PPP Ajak Balik Koalisi Poros Baru Sama-sama Usung Mahyeldi-Audy

PPP Ajak Balik Koalisi Poros Baru Samasama Usung MahyeldiAudy Audy Joinaldy dan Maidestal Hari Mahesa dalam suatu kesempatan. (Dok. Pribadi)

Covesia.com - Koalisi Poros Baru yang terdiri dari Partai Golkar, PKB dan Nasdem mengajak PPP untuk ikut bergabung bersama-sama mengusung calon gubernur dan wakil gubernur pada Pilkada Sumbar Desember mendatang .

Sebelumnya Wakil Ketua DPW PKB Sumbar Hadrianto mengajak PPP bersama sama bergabung dengan Koalisi Poros Baru , kalau PPP tidak ingin perolehan kursinya anjlok seperti pemilu tahun 2019.

Menanggapi hal itu, Ketua DPC PPP Kota Padang Maidestal Hari Mahesa justru balik mengajak Poros Baru yang dimotori PKB sama-sama mengusung Mahyeldi-Audy Joynaldi di Pilkada Sumbar.

“Terimakasih atas ajakan Poros Baru yang disampaikan PKB Sumbar itu. Tapi PPP dan PKS sudah punya pasangan calon (Paslon) Mahyeldi-Audy, alangkah baik dan eloknya kalau PKB bersama Koalisi Poros Baru-nya yang gabung bersama PPP,” ujar Maidestal dalam pers rilis yang diterima Covesia.com, Selasa (4/7/2020).

Menurut Esa, sapaan akrab Maidestal Hari Mahesa dengan bergabungnya PKB bersama Parpol di Poros Baru ke PPP dengan calon Mahyeldi-Audy bagian dari implementasi ukhuwah islamiyah.

“PKB partai Islam, Nasdem dan Golkar juga bernafaskan Islam, agar semangat ukhuwah ini terjaga selalu ayo bersama kita usung paslon yang disung oleh parpol berasaskan Islam juga, yaitu Mahyeldi-Audy (PKS-PPP),”ujar Esa.

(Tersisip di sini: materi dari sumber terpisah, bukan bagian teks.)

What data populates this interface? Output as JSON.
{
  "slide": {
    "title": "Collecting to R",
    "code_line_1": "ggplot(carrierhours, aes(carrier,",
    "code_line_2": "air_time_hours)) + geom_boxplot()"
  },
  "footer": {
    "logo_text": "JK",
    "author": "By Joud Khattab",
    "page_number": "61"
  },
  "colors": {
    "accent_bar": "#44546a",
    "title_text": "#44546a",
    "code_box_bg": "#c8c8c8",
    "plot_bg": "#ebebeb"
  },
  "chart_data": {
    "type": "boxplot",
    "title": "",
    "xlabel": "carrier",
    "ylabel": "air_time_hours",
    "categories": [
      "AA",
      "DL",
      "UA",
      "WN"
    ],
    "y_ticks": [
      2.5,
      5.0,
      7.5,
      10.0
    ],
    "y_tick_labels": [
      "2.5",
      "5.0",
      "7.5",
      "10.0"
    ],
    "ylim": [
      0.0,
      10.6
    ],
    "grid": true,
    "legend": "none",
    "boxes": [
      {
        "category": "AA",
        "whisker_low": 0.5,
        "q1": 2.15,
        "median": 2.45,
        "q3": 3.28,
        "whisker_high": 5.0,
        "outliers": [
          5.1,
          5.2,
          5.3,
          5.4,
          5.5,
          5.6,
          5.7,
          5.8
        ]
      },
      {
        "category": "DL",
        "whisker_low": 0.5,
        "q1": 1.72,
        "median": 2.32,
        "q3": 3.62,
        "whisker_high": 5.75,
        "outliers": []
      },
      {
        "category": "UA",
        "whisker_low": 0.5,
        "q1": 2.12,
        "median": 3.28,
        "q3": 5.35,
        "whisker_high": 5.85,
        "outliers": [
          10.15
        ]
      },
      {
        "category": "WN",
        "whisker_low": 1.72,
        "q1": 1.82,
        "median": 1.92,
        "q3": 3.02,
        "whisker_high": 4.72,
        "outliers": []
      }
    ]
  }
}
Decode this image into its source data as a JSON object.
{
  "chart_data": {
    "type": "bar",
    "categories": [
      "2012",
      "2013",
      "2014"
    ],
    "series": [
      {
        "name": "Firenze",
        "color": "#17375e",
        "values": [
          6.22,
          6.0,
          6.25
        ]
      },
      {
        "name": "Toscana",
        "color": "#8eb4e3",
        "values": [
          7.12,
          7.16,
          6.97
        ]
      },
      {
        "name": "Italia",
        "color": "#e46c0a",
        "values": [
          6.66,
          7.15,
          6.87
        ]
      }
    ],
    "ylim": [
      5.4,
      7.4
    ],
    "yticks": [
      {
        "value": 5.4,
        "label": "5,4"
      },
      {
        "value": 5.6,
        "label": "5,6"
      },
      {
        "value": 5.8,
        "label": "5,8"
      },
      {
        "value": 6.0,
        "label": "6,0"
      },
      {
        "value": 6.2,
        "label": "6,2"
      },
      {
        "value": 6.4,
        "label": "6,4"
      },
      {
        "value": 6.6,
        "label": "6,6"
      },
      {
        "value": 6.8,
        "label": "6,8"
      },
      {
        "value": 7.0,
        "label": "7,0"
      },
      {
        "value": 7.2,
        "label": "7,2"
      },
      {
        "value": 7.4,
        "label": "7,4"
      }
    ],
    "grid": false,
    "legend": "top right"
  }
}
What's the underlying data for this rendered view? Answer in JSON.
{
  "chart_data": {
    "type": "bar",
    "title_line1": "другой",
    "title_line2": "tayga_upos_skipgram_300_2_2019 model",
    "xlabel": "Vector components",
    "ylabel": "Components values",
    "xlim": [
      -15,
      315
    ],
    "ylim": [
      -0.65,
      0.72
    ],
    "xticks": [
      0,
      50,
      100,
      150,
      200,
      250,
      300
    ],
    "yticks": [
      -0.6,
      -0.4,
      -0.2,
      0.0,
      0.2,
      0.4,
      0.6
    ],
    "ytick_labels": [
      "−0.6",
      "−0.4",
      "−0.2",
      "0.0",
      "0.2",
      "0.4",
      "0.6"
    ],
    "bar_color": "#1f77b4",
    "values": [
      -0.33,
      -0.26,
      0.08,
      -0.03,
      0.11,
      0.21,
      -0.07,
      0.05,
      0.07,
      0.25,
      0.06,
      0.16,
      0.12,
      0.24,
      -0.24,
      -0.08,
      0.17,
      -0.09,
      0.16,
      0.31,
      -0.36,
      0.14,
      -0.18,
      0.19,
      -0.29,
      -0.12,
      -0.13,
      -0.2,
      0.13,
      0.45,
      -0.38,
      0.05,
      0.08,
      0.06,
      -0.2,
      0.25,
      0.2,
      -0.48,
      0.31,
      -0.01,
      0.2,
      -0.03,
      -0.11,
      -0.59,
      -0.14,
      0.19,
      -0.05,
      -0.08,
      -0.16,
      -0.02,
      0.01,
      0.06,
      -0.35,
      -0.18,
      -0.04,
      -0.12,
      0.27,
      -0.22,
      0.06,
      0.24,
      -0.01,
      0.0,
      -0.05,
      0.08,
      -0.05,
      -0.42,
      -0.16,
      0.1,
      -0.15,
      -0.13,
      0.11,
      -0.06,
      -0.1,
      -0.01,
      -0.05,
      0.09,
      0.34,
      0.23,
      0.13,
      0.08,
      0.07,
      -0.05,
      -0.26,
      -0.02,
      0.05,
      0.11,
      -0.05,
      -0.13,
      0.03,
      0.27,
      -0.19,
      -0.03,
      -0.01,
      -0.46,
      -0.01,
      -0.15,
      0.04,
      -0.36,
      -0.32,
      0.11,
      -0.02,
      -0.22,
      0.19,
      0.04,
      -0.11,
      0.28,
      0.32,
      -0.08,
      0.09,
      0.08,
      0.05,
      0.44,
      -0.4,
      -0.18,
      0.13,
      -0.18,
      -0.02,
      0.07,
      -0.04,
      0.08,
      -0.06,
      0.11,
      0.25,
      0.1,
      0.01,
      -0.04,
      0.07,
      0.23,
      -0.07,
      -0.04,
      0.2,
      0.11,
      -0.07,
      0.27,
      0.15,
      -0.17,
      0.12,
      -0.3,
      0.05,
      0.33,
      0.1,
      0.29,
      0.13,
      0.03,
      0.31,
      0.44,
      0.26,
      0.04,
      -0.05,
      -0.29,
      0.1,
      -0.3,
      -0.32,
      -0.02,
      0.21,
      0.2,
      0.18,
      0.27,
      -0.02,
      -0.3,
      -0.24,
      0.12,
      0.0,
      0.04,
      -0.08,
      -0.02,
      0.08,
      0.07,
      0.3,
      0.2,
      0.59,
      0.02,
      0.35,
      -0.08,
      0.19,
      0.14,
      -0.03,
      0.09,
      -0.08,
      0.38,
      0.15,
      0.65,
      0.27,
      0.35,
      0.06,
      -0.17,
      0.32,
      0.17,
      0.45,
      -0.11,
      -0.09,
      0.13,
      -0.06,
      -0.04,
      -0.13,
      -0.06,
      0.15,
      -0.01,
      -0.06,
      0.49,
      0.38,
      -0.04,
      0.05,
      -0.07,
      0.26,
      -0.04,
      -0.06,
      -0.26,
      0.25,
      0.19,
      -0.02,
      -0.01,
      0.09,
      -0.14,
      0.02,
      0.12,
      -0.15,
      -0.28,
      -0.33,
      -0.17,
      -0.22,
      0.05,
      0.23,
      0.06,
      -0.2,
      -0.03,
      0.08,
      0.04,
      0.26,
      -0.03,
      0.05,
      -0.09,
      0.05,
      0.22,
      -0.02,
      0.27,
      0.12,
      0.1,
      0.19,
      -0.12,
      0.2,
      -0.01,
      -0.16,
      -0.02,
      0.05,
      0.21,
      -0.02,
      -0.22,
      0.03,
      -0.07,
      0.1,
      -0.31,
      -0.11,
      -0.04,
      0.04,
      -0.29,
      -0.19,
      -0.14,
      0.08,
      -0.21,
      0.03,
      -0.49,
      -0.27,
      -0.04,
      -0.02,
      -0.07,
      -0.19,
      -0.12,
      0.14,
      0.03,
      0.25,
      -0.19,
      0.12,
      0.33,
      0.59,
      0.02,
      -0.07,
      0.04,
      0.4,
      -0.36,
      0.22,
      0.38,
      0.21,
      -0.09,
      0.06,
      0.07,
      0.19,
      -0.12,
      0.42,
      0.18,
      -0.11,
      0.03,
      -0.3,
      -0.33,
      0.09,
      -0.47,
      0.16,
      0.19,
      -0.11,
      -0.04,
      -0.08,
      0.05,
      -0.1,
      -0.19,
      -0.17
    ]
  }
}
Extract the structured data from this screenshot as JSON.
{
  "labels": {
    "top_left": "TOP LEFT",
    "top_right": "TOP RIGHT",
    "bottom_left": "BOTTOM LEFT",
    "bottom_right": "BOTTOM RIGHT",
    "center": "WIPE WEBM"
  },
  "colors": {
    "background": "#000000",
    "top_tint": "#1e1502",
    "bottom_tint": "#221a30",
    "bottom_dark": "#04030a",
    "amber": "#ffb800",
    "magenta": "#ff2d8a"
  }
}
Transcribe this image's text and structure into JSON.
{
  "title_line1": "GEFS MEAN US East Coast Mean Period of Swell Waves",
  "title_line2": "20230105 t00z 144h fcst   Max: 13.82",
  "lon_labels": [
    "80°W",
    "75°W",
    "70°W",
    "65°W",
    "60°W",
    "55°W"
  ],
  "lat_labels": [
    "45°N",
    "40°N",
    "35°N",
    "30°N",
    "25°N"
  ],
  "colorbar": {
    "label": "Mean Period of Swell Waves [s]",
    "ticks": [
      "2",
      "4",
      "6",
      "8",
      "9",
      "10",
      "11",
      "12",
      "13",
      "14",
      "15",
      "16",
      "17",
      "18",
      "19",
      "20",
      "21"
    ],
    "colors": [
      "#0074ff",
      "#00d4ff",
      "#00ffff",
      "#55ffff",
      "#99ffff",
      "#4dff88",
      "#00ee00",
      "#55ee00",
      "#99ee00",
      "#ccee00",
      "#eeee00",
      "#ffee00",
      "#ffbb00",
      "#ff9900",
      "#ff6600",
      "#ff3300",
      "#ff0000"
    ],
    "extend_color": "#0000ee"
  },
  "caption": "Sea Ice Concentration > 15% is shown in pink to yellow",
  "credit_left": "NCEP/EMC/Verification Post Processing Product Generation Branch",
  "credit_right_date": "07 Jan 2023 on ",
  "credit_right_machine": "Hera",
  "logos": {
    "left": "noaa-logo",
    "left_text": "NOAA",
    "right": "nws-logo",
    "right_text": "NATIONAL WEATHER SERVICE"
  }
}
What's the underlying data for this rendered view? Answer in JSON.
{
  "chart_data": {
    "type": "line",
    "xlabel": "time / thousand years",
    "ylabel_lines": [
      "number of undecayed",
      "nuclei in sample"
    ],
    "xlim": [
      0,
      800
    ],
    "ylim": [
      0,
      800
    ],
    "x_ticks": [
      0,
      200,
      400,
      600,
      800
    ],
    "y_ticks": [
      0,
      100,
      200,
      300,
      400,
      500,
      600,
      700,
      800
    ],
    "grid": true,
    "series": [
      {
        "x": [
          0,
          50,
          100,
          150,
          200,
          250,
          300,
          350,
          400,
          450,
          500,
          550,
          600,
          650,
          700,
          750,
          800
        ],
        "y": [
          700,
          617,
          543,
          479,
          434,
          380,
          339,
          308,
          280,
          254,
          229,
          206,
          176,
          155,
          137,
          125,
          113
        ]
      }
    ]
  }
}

Ketetapan PPP mengusung Audy dan mengajak PKB dan koalisi Poros Baru ikut bergabung, imbuhnya, karena Audy potret seorang anak muda dengan bekal Islam yang dimilikinya sangat kuat.

“Jadi bukan PPP tidak mau memenuhi tawaran Poros Baru, tapi kami sudah klop dengan PKS sama-sama berketetapan mengusung Mahyeldi-Audi, justru PPP mengajak Poros Baru ikut dalam barisan mengantarkan Mahyeldi-Audy menjadi pemimpin di Provinsi Sumbar ini,” ujar Esa.

Koalisi PKS dan PPP berdasarkan persyaratan mengusung Paslon ke Pilkada Sumbar sudah cukup untuk mengusung Mahyeldi-Audy dalam pilkada mendatang.

“PKS 10 kursi dan PPP 4 kursi itu digabung 14 kursi dan sudah memenuhi syarat untuk mengusung Paslon ke Pilkada Sumbar. Tapi kerja pilkada semakin ringan jika PKB dengan Poros Barunya ikut gabung, Ketimbang Poros Baru membuka dan mencari Paslon lain di Pilkada Sumbar yang hingga saat ini belum ada calon yang akan di usung,” ujar Esa.